As the historian of material culture Karin Calvert recognized, in this moment, “parents seemed to want more from a piece of furniture than simple containment. They were looking for something that would exercise and entertain their babies. Essentially, they sought a device that could replicate the attentions of the nurse.” If mother could be nearby (providing presence) and the furniture itself could provide attention, together they could cut out the additional, “intrusive” caregiver who was, in most cases, the primary caregiver. In this scene, mother would be released to do the rest of the work allotted to her. This revolution in childcare furnishings—taking the long-standing cradle and adding new affordances to it—accounts for most of the objects still routinely in use today: the playpen (containment and entertainment), the high chair (containment and nourishment), and the cradle’s replacement by crib.
For white middle- and upper-class mothers at the turn of the last century, bringing another human influence into contact with their child was full of xenophobic, raced, and classed anxiety about extra-maternal impression—from the kinds of stories a nanny might tell to the kinds of facial expressions she might make. The mother was then offered—by industry, by women’s magazines, by pediatric advice—an alternative. She could be mother, nursemaid, and sentinel at once to circumvent this supposedly dangerous influence—to keep the mother-medium free of the nanny-medium.

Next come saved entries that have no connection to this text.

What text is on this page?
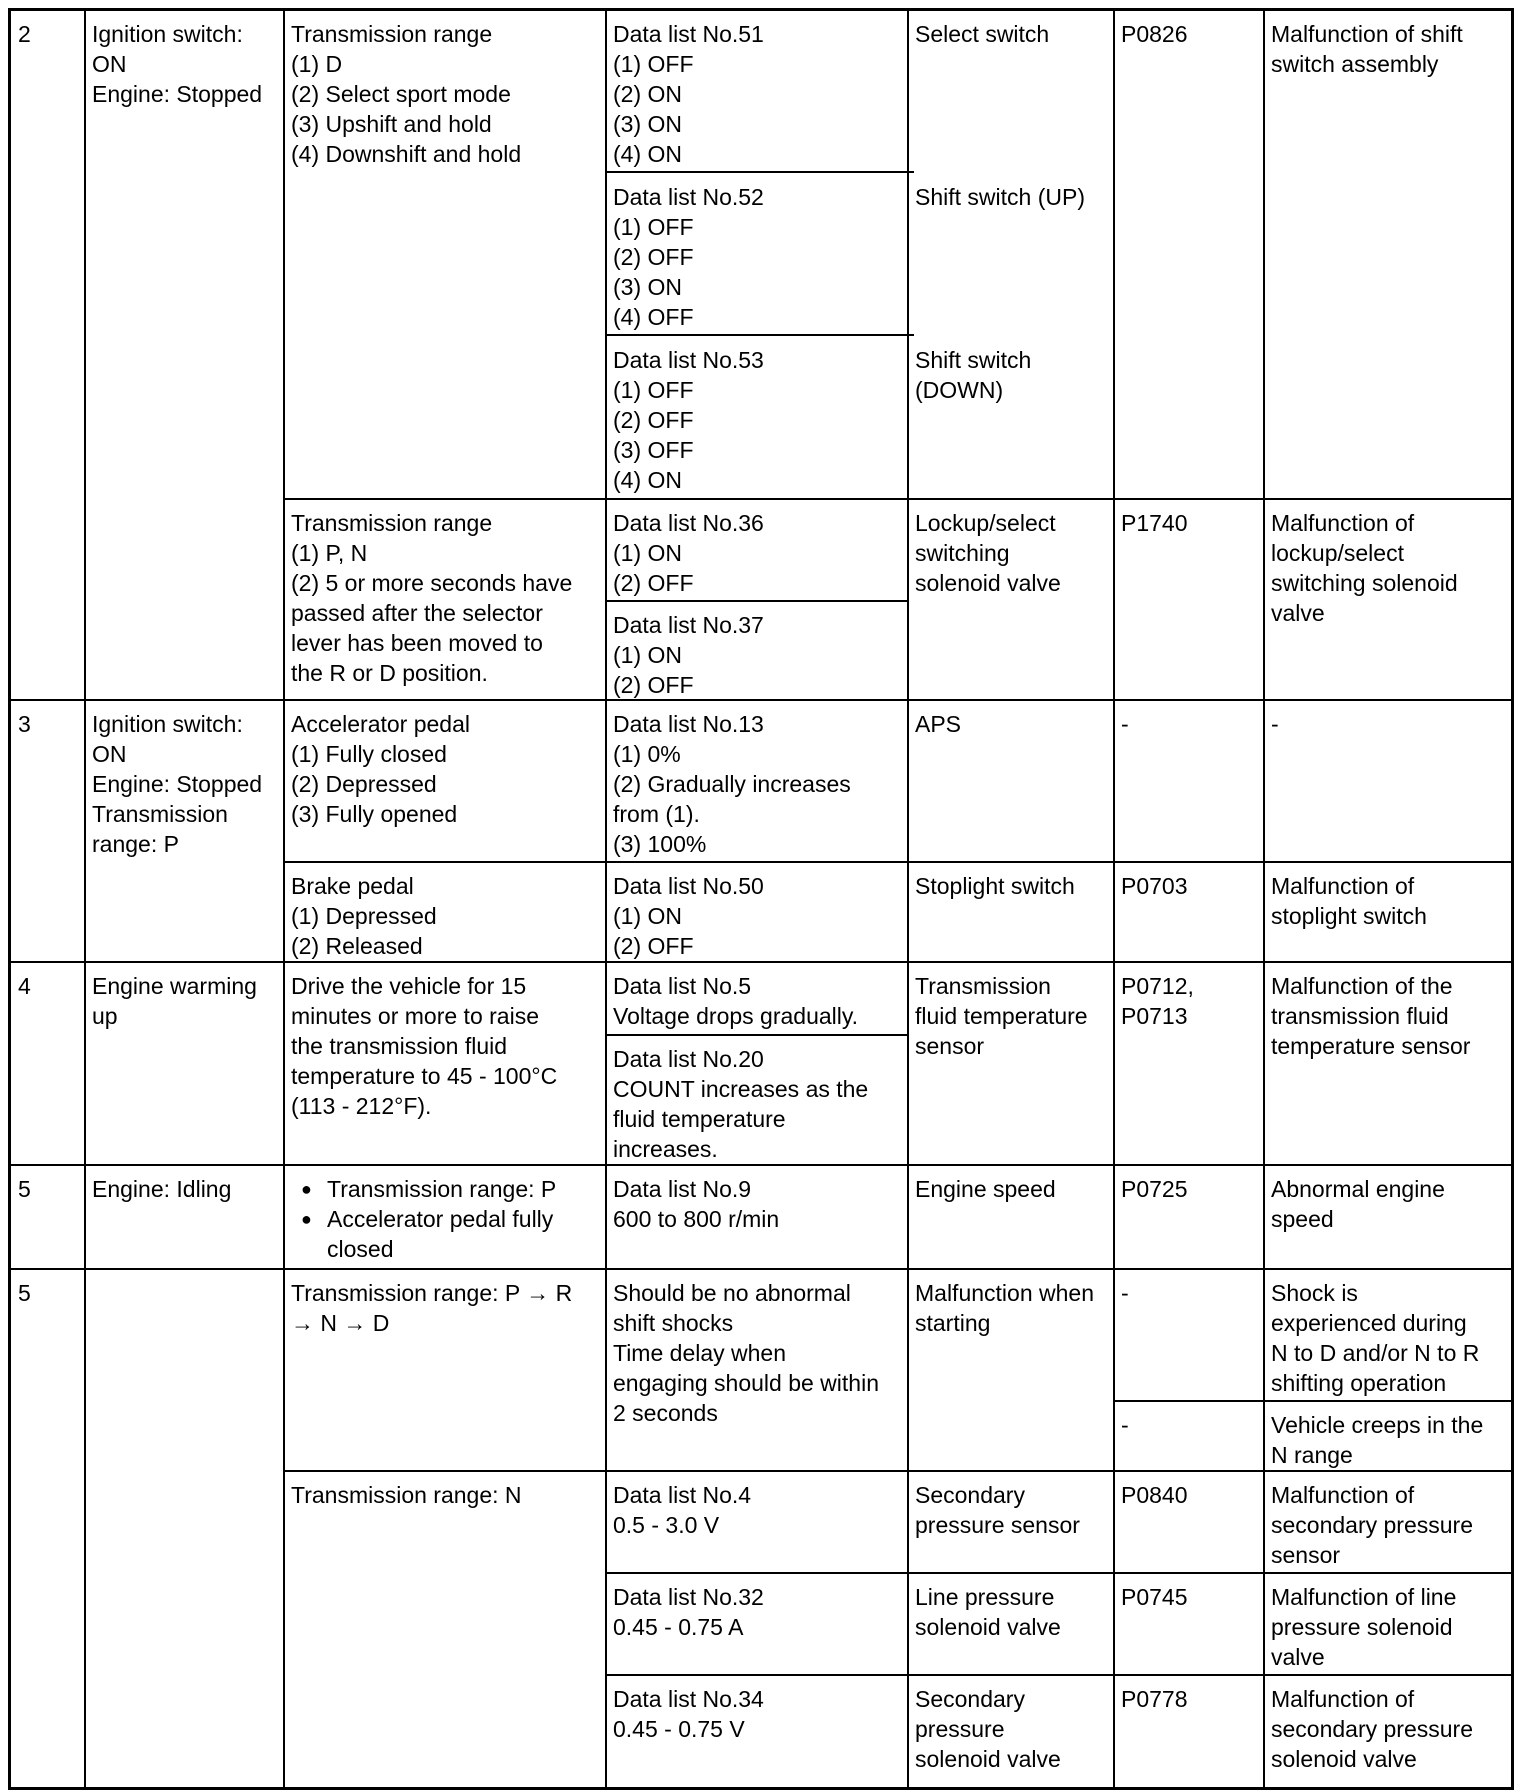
2	Ignition switch:
ON
Engine: Stopped
Transmission range
(1) D
(2) Select sport mode
(3) Upshift and hold
(4) Downshift and hold
Data list No.51
(1) OFF
(2) ON
(3) ON
(4) ON
Select switch
Data list No.52
(1) OFF
(2) OFF
(3) ON
(4) OFF
Shift switch (UP)
Data list No.53
(1) OFF
(2) OFF
(3) OFF
(4) ON
Shift switch
(DOWN)
P0826	Malfunction of shift
switch assembly
Transmission range
(1) P, N
(2) 5 or more seconds have
passed after the selector
lever has been moved to
the R or D position.
Data list No.36
(1) ON
(2) OFF
Data list No.37
(1) ON
(2) OFF
Lockup/select
switching
solenoid valve
P1740	Malfunction of
lockup/select
switching solenoid
valve
3	Ignition switch:
ON
Engine: Stopped
Transmission
range: P
Accelerator pedal
(1) Fully closed
(2) Depressed
(3) Fully opened
Data list No.13
(1) 0%
(2) Gradually increases
from (1).
(3) 100%
APS	-	-
Brake pedal
(1) Depressed
(2) Released
Data list No.50
(1) ON
(2) OFF
Stoplight switch	P0703	Malfunction of
stoplight switch
4	Engine warming
up
Drive the vehicle for 15
minutes or more to raise
the transmission fluid
temperature to 45 - 100°C
(113 - 212°F).
Data list No.5
Voltage drops gradually.
Data list No.20
COUNT increases as the
fluid temperature
increases.
Transmission
fluid temperature
sensor
P0712,
P0713
Malfunction of the
transmission fluid
temperature sensor
5	Engine: Idling
●	Transmission range: P
● Accelerator pedal fully
closed
Data list No.9
600 to 800 r/min
Engine speed	P0725	Abnormal engine
speed
5	Transmission range: P → R
→ N → D
Should be no abnormal
shift shocks
Time delay when
engaging should be within
2 seconds
Malfunction when
starting
-	Shock is
experienced during
N to D and/or N to R
shifting operation
-	Vehicle creeps in the
N range
Transmission range: N	Data list No.4
0.5 - 3.0 V
Secondary
pressure sensor
P0840	Malfunction of
secondary pressure
sensor
Data list No.32
0.45 - 0.75 A
Line pressure
solenoid valve
P0745	Malfunction of line
pressure solenoid
valve
Data list No.34
0.45 - 0.75 V
Secondary
pressure
solenoid valve
P0778	Malfunction of
secondary pressure
solenoid valve
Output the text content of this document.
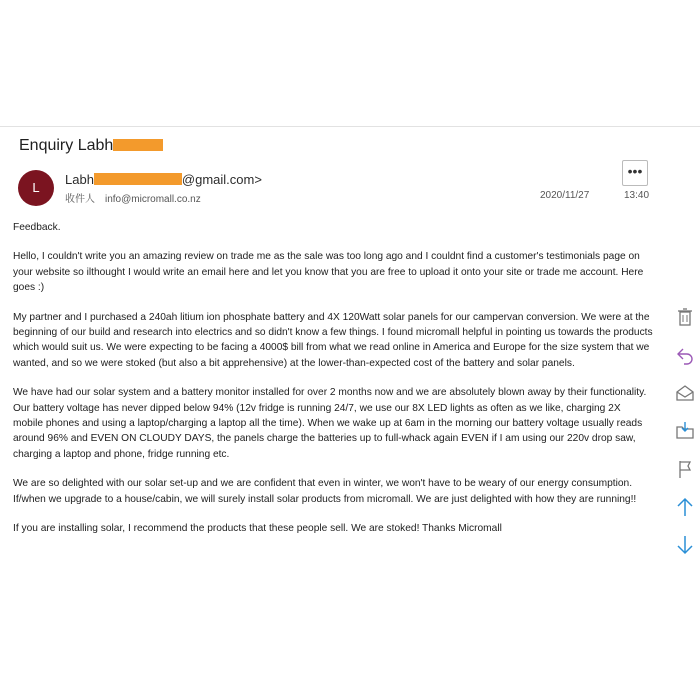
Enquiry Labh
L
Labh	@gmail.com>
收件人 info@micromall.co.nz	2020/11/27	13:40
•••

Feedback.

Hello, I couldn't write you an amazing review on trade me as the sale was too long ago and I couldnt find a customer's testimonials page on your website so ilthought I would write an email here and let you know that you are free to upload it onto your site or trade me account. Here goes :)

My partner and I purchased a 240ah litium ion phosphate battery and 4X 120Watt solar panels for our campervan conversion. We were at the beginning of our build and research into electrics and so didn't know a few things. I found micromall helpful in pointing us towards the products which would suit us. We were expecting to be facing a 4000$ bill from what we read online in America and Europe for the size system that we wanted, and so we were stoked (but also a bit apprehensive) at the lower-than-expected cost of the battery and solar panels.

We have had our solar system and a battery monitor installed for over 2 months now and we are absolutely blown away by their functionality. Our battery voltage has never dipped below 94% (12v fridge is running 24/7, we use our 8X LED lights as often as we like, charging 2X mobile phones and using a laptop/charging a laptop all the time). When we wake up at 6am in the morning our battery voltage usually reads around 96% and EVEN ON CLOUDY DAYS, the panels charge the batteries up to full-whack again EVEN if I am using our 220v drop saw, charging a laptop and phone, fridge running etc.

We are so delighted with our solar set-up and we are confident that even in winter, we won't have to be weary of our energy consumption. If/when we upgrade to a house/cabin, we will surely install solar products from micromall. We are just delighted with how they are running!!

If you are installing solar, I recommend the products that these people sell. We are stoked! Thanks Micromall
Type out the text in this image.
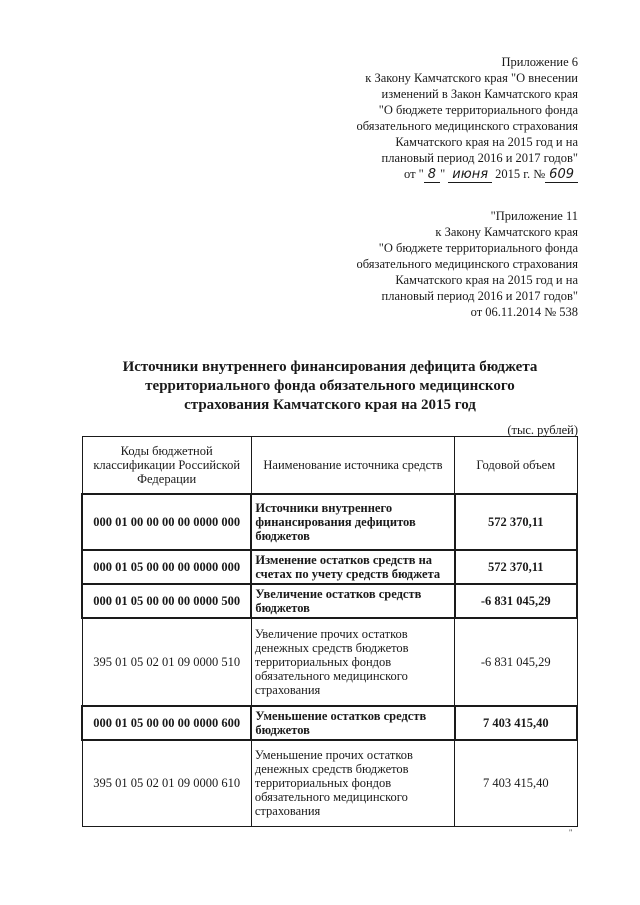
Приложение 6
к Закону Камчатского края "О внесении
изменений в Закон Камчатского края
"О бюджете территориального фонда
обязательного медицинского страхования
Камчатского края на 2015 год и на
плановый период 2016 и 2017 годов"
от " 8 " июня 2015 г. № 609
"Приложение 11
к Закону Камчатского края
"О бюджете территориального фонда
обязательного медицинского страхования
Камчатского края на 2015 год и на
плановый период 2016 и 2017 годов"
от 06.11.2014 № 538
Источники внутреннего финансирования дефицита бюджета
территориального фонда обязательного медицинского
страхования Камчатского края на 2015 год
(тыс. рублей)
Коды бюджетной классификации Российской Федерации	Наименование источника средств	Годовой объем
000 01 00 00 00 00 0000 000	Источники внутреннего финансирования дефицитов бюджетов	572 370,11
000 01 05 00 00 00 0000 000	Изменение остатков средств на счетах по учету средств бюджета	572 370,11
000 01 05 00 00 00 0000 500	Увеличение остатков средств бюджетов	-6 831 045,29
395 01 05 02 01 09 0000 510	Увеличение прочих остатков денежных средств бюджетов территориальных фондов обязательного медицинского страхования	-6 831 045,29
000 01 05 00 00 00 0000 600	Уменьшение остатков средств бюджетов	7 403 415,40
395 01 05 02 01 09 0000 610	Уменьшение прочих остатков денежных средств бюджетов территориальных фондов обязательного медицинского страхования	7 403 415,40
"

Other humans were not the only solution to caring for children that had recently come under suspicion: corporal punishment, opiates, and alcohol had all fallen out of favor by the turn of the century. They too were understood to be instructive or disciplining or pacifying—to help with the labor of raising children—but each met basic criticism for their side effects. If the nanny could transmit her home environment (first in milk and later merely via presence), and other tools were understood to be improper, then the white middle- or upper-class mother would have to constitute the entire alternative, the necessary assemblage. She was to be an environment unto herself.